Março Amarelo reforça alerta sobre endometriose e destaca importância do diagnóstico precoce
Campanha nacional chama atenção para sintomas que vão além da cólica menstrual e reforça que dor intensa não deve ser considerada normal
O mês de março é marcado pela campanha Março Amarelo, dedicada à conscientização sobre a endometriose, doença ginecológica crônica que afeta milhões de mulheres em idade reprodutiva e ainda enfrenta altos índices de subdiagnóstico. A mobilização busca ampliar o acesso à informação, reduzir o tempo até o diagnóstico e incentivar mulheres a procurarem avaliação médica diante de sintomas persistentes.
Segundo a ginecologista Dra. Jaqueline Borem, a desinformação ainda é um dos principais obstáculos. “Muitas pacientes chegam ao consultório após anos convivendo com dor intensa porque ouviram a vida inteira que cólica forte é normal. Dor incapacitante não é normal e precisa ser investigada”, alerta.
O que é a endometriose e como ela afeta o organismo
A endometriose ocorre quando células semelhantes às que revestem o interior do útero se implantam em outras áreas do corpo, como ovários, trompas, intestino e bexiga. Durante o ciclo menstrual, esse tecido também sofre influência hormonal, podendo sangrar e inflamar, o que desencadeia dor intensa e processos inflamatórios recorrentes.
De acordo com Dra. Jaqueline Borem, a condição pode evoluir de forma silenciosa. “A doença pode provocar aderências entre órgãos e comprometer significativamente a qualidade de vida. Em alguns casos, a infertilidade é o primeiro sinal de que algo não está bem.”
Sintomas que merecem atenção
Entre os principais sinais de alerta está a cólica menstrual incapacitante, aquela que impede a mulher de trabalhar, estudar ou realizar atividades cotidianas. Dor durante a relação sexual, dor pélvica crônica, estufamento abdominal e alterações intestinais no período menstrual também são sintomas frequentes.
“A paciente precisa observar o próprio corpo. Se a dor interfere na rotina, se há necessidade constante de medicação forte ou idas frequentes ao pronto atendimento, isso já é um indicativo de que algo precisa ser avaliado”, orienta a médica.
Diagnóstico ainda é tardio em muitos casos
Apesar da frequência da doença, muitas mulheres convivem com sintomas por anos antes de receberem diagnóstico adequado. O tempo médio entre o início das queixas e a confirmação pode se estender devido à banalização da dor menstrual e à dificuldade de acesso a exames especializados.
“O diagnóstico é clínico, baseado em uma escuta atenta da história da paciente, exame físico detalhado e exames de imagem específicos. Quanto mais cedo identificamos a endometriose, melhores são as possibilidades de controle”, explica Dra. Jaqueline.
Tratamento e qualidade de vida
O tratamento varia conforme a gravidade dos sintomas, idade da paciente e desejo reprodutivo. Pode incluir terapias hormonais, controle medicamentoso da dor e, em situações selecionadas, cirurgia para remoção das lesões.

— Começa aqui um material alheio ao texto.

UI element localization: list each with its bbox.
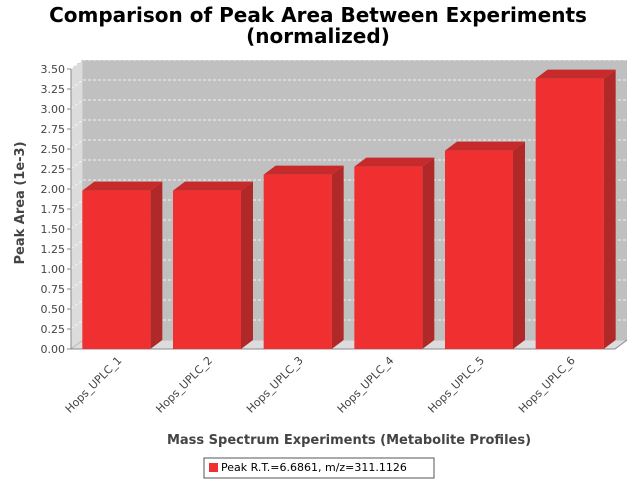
gridline-wall <box>70 299 84 310</box>
x-axis-label: Mass Spectrum Experiments (Metabolite Pr… <box>167 433 531 448</box>
bar <box>445 150 513 349</box>
bar-group <box>82 181 163 349</box>
x-tick-label: Hops_UPLC_2 <box>153 354 215 416</box>
gridline-wall <box>70 219 84 230</box>
chart-title-line-1: Comparison of Peak Area Between Experime… <box>49 3 587 27</box>
x-tick-label: Hops_UPLC_3 <box>244 354 306 416</box>
x-tick-label: Hops_UPLC_5 <box>425 354 487 416</box>
x-tick-label: Hops_UPLC_1 <box>63 354 125 416</box>
y-axis-label: Peak Area (1e-3) <box>13 141 28 264</box>
bar-group <box>263 165 344 349</box>
gridline-wall <box>70 319 84 330</box>
bar-top <box>173 181 253 191</box>
legend-swatch <box>209 463 218 472</box>
gridline-wall <box>70 159 84 170</box>
bar-side <box>513 141 525 349</box>
y-tick-label: 0.75 <box>41 283 66 296</box>
y-axis: 0.00 0.25 0.50 0.75 1.00 1.25 1.50 1.75 2.00 2.25… <box>41 63 72 356</box>
x-axis-depth-line <box>614 339 628 350</box>
bar-top <box>354 157 435 167</box>
legend: Peak R.T.=6.6861, m/z=311.1126 <box>203 457 435 479</box>
chart-title-line-2: (normalized) <box>246 24 390 48</box>
y-tick-label: 1.75 <box>41 203 66 216</box>
y-tick-label: 3.50 <box>41 63 66 76</box>
bar-top <box>535 69 616 79</box>
legend-box <box>203 457 435 479</box>
bar-side <box>422 157 435 349</box>
bar-side <box>331 165 344 349</box>
x-tick-label: Hops_UPLC_6 <box>516 354 578 416</box>
y-tick-label: 0.00 <box>41 343 66 356</box>
bar-side <box>241 181 253 349</box>
y-tick-label: 0.50 <box>41 303 66 316</box>
bar <box>173 190 241 349</box>
bar-group <box>173 181 253 349</box>
bar-group <box>445 141 525 349</box>
bar-top <box>82 181 163 191</box>
bar-group <box>354 157 435 349</box>
bar-top <box>263 165 344 175</box>
bar <box>535 78 604 349</box>
gridline-wall <box>70 59 84 70</box>
y-tick-label: 0.25 <box>41 323 66 336</box>
x-tick-label: Hops_UPLC_4 <box>335 354 397 416</box>
gridline-wall <box>70 139 84 150</box>
bar-top <box>445 141 525 151</box>
bar-series <box>82 69 616 349</box>
gridline-wall <box>70 119 84 130</box>
y-tick-label: 3.25 <box>41 83 66 96</box>
y-tick-label: 2.25 <box>41 163 66 176</box>
gridline-wall <box>70 239 84 250</box>
legend-label: Peak R.T.=6.6861, m/z=311.1126 <box>221 461 407 474</box>
x-axis: Hops_UPLC_1 Hops_UPLC_2 Hops_UPLC_3 Hops_UP… <box>63 339 628 416</box>
y-tick-label: 1.25 <box>41 243 66 256</box>
gridline-wall <box>70 259 84 270</box>
gridline-wall <box>70 179 84 190</box>
y-tick-label: 2.50 <box>41 143 66 156</box>
bar-side <box>603 69 616 349</box>
y-tick-label: 2.00 <box>41 183 66 196</box>
bar-side <box>150 181 163 349</box>
bar <box>82 190 151 349</box>
gridline-wall <box>70 79 84 90</box>
y-tick-label: 1.00 <box>41 263 66 276</box>
y-tick-label: 2.75 <box>41 123 66 136</box>
bar <box>263 174 332 349</box>
bar-group <box>535 69 616 349</box>
gridline-wall <box>70 99 84 110</box>
y-tick-label: 1.50 <box>41 223 66 236</box>
y-tick-label: 3.00 <box>41 103 66 116</box>
gridline-wall <box>70 199 84 210</box>
bar <box>354 166 423 349</box>
gridline-wall <box>70 279 84 290</box>
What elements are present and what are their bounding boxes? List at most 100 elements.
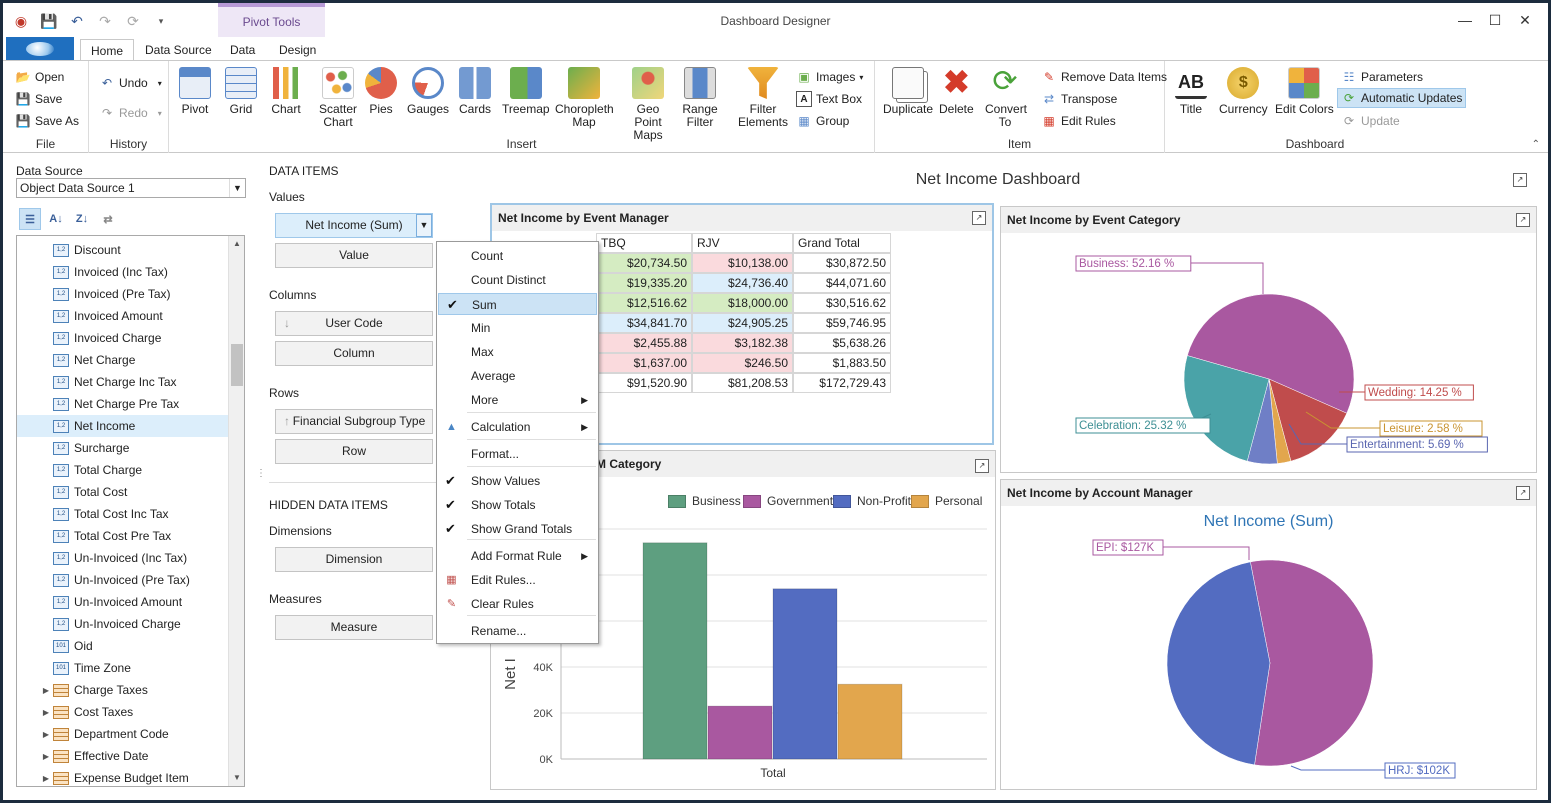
field-item[interactable]: 101 Oid: [17, 635, 229, 657]
expand-arrow-icon[interactable]: ▶: [42, 751, 50, 761]
pivot-column-header[interactable]: RJV: [692, 233, 793, 253]
insert-images-button[interactable]: ▣ Images ▾: [796, 67, 863, 87]
field-item[interactable]: ▶ Department Code: [17, 723, 229, 745]
tab-design[interactable]: Design: [279, 43, 317, 57]
field-item[interactable]: 101 Time Zone: [17, 657, 229, 679]
insert-treemap-button[interactable]: Treemap: [502, 67, 550, 116]
dimension-drop-target[interactable]: Dimension: [275, 547, 433, 572]
insert-choropleth-map-button[interactable]: Choropleth Map: [555, 67, 614, 129]
group-by-type-icon[interactable]: ☰: [19, 208, 41, 230]
update-button[interactable]: ⟳ Update: [1341, 111, 1400, 131]
file-menu-button[interactable]: [6, 37, 74, 61]
export-icon[interactable]: ↗: [1516, 213, 1530, 227]
scroll-down-icon[interactable]: ▼: [233, 773, 241, 782]
field-item[interactable]: 1,2 Un-Invoiced Charge: [17, 613, 229, 635]
refresh-fields-icon[interactable]: ⇄: [103, 213, 113, 226]
insert-geo-point-maps-button[interactable]: Geo Point Maps: [622, 67, 674, 142]
maximize-icon[interactable]: ☐: [1488, 11, 1502, 28]
menu-item-calculation[interactable]: ▲ Calculation ▶: [437, 416, 598, 438]
field-item[interactable]: 1,2 Total Cost: [17, 481, 229, 503]
field-item[interactable]: 1,2 Un-Invoiced Amount: [17, 591, 229, 613]
sort-ascending-icon[interactable]: A↓: [49, 213, 63, 225]
insert-pivot-button[interactable]: Pivot: [179, 67, 211, 116]
bar-chart-panel[interactable]: M Category ↗ Business Government Non-Profi…: [490, 450, 996, 790]
field-item[interactable]: 1,2 Net Charge: [17, 349, 229, 371]
row-item-financial-subgroup[interactable]: ↑ Financial Subgroup Type: [275, 409, 433, 434]
undo-icon[interactable]: ↶: [71, 12, 83, 29]
column-item-user-code[interactable]: ↓ User Code: [275, 311, 433, 336]
duplicate-button[interactable]: Duplicate: [883, 67, 933, 116]
remove-data-items-button[interactable]: ✎ Remove Data Items: [1041, 67, 1167, 87]
scroll-up-icon[interactable]: ▲: [233, 239, 241, 248]
collapse-ribbon-icon[interactable]: ⌃: [1531, 139, 1540, 150]
currency-button[interactable]: $ Currency: [1219, 67, 1268, 116]
insert-group-button[interactable]: ▦ Group: [796, 111, 849, 131]
menu-item-more[interactable]: More ▶: [437, 389, 598, 411]
field-item[interactable]: ▶ Charge Taxes: [17, 679, 229, 701]
pie-account-panel[interactable]: Net Income by Account Manager ↗ Net Inco…: [1000, 479, 1537, 790]
insert-text-box-button[interactable]: A Text Box: [796, 89, 862, 109]
menu-item-min[interactable]: Min: [437, 317, 598, 339]
redo-button[interactable]: ↷ Redo ▾: [99, 103, 162, 123]
menu-item-clear-rules[interactable]: ✎ Clear Rules: [437, 593, 598, 615]
field-item[interactable]: 1,2 Un-Invoiced (Pre Tax): [17, 569, 229, 591]
menu-item-sum[interactable]: ✔ Sum: [438, 293, 597, 315]
panel-splitter[interactable]: ⋮: [256, 468, 266, 479]
export-icon[interactable]: ↗: [972, 211, 986, 225]
pie-category-panel[interactable]: Net Income by Event Category ↗ Business:…: [1000, 206, 1537, 473]
bar-personal[interactable]: [837, 683, 903, 760]
pivot-column-header[interactable]: Grand Total: [793, 233, 891, 253]
menu-item-show-grand-totals[interactable]: ✔ Show Grand Totals: [437, 518, 598, 540]
redo-icon[interactable]: ↷: [99, 12, 111, 29]
field-item[interactable]: ▶ Expense Budget Item: [17, 767, 229, 786]
automatic-updates-button[interactable]: ⟳ Automatic Updates: [1337, 88, 1467, 108]
sort-descending-icon[interactable]: Z↓: [75, 213, 89, 225]
save-as-button[interactable]: 💾 Save As: [15, 111, 80, 131]
export-icon[interactable]: ↗: [975, 459, 989, 473]
export-icon[interactable]: ↗: [1516, 486, 1530, 500]
insert-grid-button[interactable]: Grid: [225, 67, 257, 116]
title-button[interactable]: AB Title: [1175, 67, 1207, 116]
insert-chart-button[interactable]: Chart: [270, 67, 302, 116]
field-item[interactable]: 1,2 Total Charge: [17, 459, 229, 481]
insert-cards-button[interactable]: Cards: [459, 67, 491, 116]
account-pie-slice[interactable]: [1250, 559, 1374, 767]
bar-government[interactable]: [707, 705, 773, 760]
scroll-thumb[interactable]: [231, 344, 243, 386]
data-source-combo[interactable]: Object Data Source 1 ▼: [16, 178, 246, 198]
menu-item-max[interactable]: Max: [437, 341, 598, 363]
field-item[interactable]: 1,2 Total Cost Inc Tax: [17, 503, 229, 525]
menu-item-count-distinct[interactable]: Count Distinct: [437, 269, 598, 291]
legend-item[interactable]: Government: [743, 494, 833, 508]
delete-button[interactable]: ✖ Delete: [939, 66, 974, 116]
legend-item[interactable]: Non-Profit: [833, 494, 911, 508]
menu-item-format[interactable]: Format...: [437, 443, 598, 465]
field-item[interactable]: 1,2 Surcharge: [17, 437, 229, 459]
field-item[interactable]: ▶ Cost Taxes: [17, 701, 229, 723]
tab-data[interactable]: Data: [230, 43, 256, 57]
field-item[interactable]: 1,2 Net Charge Pre Tax: [17, 393, 229, 415]
open-button[interactable]: 📂 Open: [15, 67, 65, 87]
chevron-down-icon[interactable]: ▼: [229, 179, 245, 197]
field-item[interactable]: 1,2 Invoiced (Inc Tax): [17, 261, 229, 283]
refresh-icon[interactable]: ⟳: [127, 12, 139, 29]
expand-arrow-icon[interactable]: ▶: [42, 685, 50, 695]
expand-arrow-icon[interactable]: ▶: [42, 729, 50, 739]
menu-item-add-format-rule[interactable]: Add Format Rule ▶: [437, 545, 598, 567]
insert-scatter-chart-button[interactable]: Scatter Chart: [313, 67, 363, 129]
save-icon[interactable]: 💾: [40, 12, 58, 29]
insert-pies-button[interactable]: Pies: [365, 67, 397, 116]
customize-qat-icon[interactable]: ▾: [158, 15, 164, 26]
chevron-down-icon[interactable]: ▼: [416, 214, 432, 237]
legend-item[interactable]: Personal: [911, 494, 982, 508]
close-icon[interactable]: ✕: [1519, 11, 1531, 28]
undo-button[interactable]: ↶ Undo ▾: [99, 73, 162, 93]
parameters-button[interactable]: ☷ Parameters: [1341, 67, 1423, 87]
field-list-scrollbar[interactable]: ▲ ▼: [228, 236, 244, 786]
field-item[interactable]: ▶ Effective Date: [17, 745, 229, 767]
tab-data-source[interactable]: Data Source: [145, 43, 212, 57]
edit-colors-button[interactable]: Edit Colors: [1275, 67, 1334, 116]
menu-item-edit-rules[interactable]: ▦ Edit Rules...: [437, 569, 598, 591]
bar-non-profit[interactable]: [772, 588, 838, 760]
menu-item-average[interactable]: Average: [437, 365, 598, 387]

“A endometriose não tem cura definitiva, mas tem controle. Com acompanhamento adequado, é possível devolver qualidade de vida, reduzir a dor e preservar a fertilidade quando desejado”, destaca a especialista.

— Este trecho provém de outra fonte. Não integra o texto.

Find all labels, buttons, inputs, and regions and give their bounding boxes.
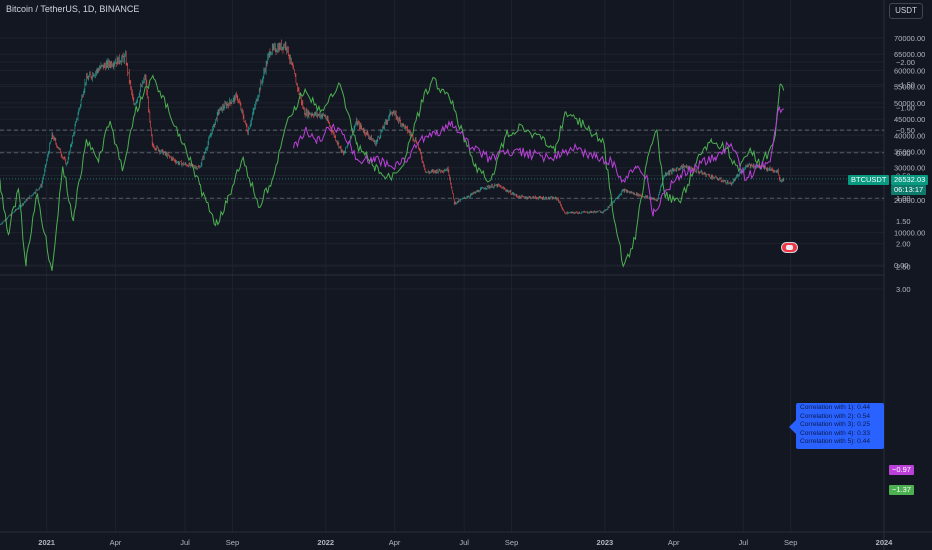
correlation-label-box: Correlation with 1): 0.44 Correlation wi… [796,403,884,449]
price-tick-label: 60000.00 [894,66,925,75]
time-tick-label: Sep [784,538,797,547]
time-tick-label: 2023 [597,538,614,547]
price-tick-label: 35000.00 [894,148,925,157]
time-axis[interactable]: 2021 Apr Jul Sep 2022 Apr Jul Sep 2023 Apr Jul Sep 2… [38,538,893,547]
time-tick-label: 2024 [876,538,894,547]
oscillator-purple-line [293,105,785,217]
currency-button[interactable]: USDT [889,3,923,19]
price-tick-label: 50000.00 [894,99,925,108]
time-tick-label: 2022 [317,538,334,547]
oscillator-tick-label: −1.00 [896,103,915,112]
oscillator-tick-label: 3.00 [896,285,911,294]
oscillator-tick-label: −0.50 [896,126,915,135]
chart-title: Bitcoin / TetherUS, 1D, BINANCE [6,4,140,14]
time-tick-label: Jul [459,538,469,547]
correlation-line-5: Correlation with 5): 0.44 [800,438,871,446]
oscillator-tick-label: −1.50 [896,81,915,90]
correlation-line-4: Correlation with 4): 0.33 [800,429,871,437]
symbol-tag: BTCUSDT [848,175,890,185]
correlation-line-2: Correlation with 2): 0.54 [800,412,871,420]
price-tick-label: 55000.00 [894,83,925,92]
event-flag-icon[interactable] [781,242,798,253]
oscillator-tick-label: 2.00 [896,240,911,249]
countdown-tag: 06:13:17 [891,185,927,195]
time-tick-label: Apr [389,538,401,547]
oscillator-green-value: −1.37 [889,485,914,495]
time-tick-label: 2021 [38,538,55,547]
price-tick-label: 40000.00 [894,131,925,140]
oscillator-tick-label: 1.50 [896,217,911,226]
correlation-box-pointer [789,420,796,434]
price-tick-label: 45000.00 [894,115,925,124]
time-tick-label: Jul [738,538,748,547]
time-tick-label: Apr [110,538,122,547]
correlation-line-3: Correlation with 3): 0.25 [800,421,871,429]
time-tick-label: Sep [505,538,518,547]
oscillator-levels [0,129,884,199]
oscillator-tick-label: −2.00 [896,58,915,67]
price-tick-label: 65000.00 [894,50,925,59]
price-tick-label: 10000.00 [894,229,925,238]
oscillator-tick-label: 1.00 [896,194,911,203]
price-tick-label: 20000.00 [894,196,925,205]
time-tick-label: Sep [226,538,239,547]
price-tick-label: 30000.00 [894,164,925,173]
oscillator-tick-label: 0.00 [896,149,911,158]
oscillator-green-line [0,74,785,271]
price-tick-label: 0.00 [894,261,909,270]
oscillator-tick-label: 2.50 [896,262,911,271]
correlation-line-1: Correlation with 1): 0.44 [800,404,871,411]
time-tick-label: Jul [180,538,190,547]
price-candles [0,39,785,225]
last-price-tag: 26532.03 [891,175,929,185]
grid-lines [0,0,885,532]
time-tick-label: Apr [668,538,680,547]
oscillator-purple-value: −0.97 [889,465,914,475]
oscillator-lines [0,74,785,271]
price-tick-label: 70000.00 [894,34,925,43]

Informação como ferramenta de cuidado
O Março Amarelo reforça que conscientização é peça-chave no enfrentamento da endometriose. Combater a desinformação, incentivar o diálogo aberto sobre saúde menstrual e estimular a busca por avaliação médica são passos essenciais para reduzir o impacto da doença.
A mensagem central é clara: sentir dor intensa não é normal. Como reforça Dra. Jaqueline Borem, “buscar orientação médica não é exagero, é autocuidado”.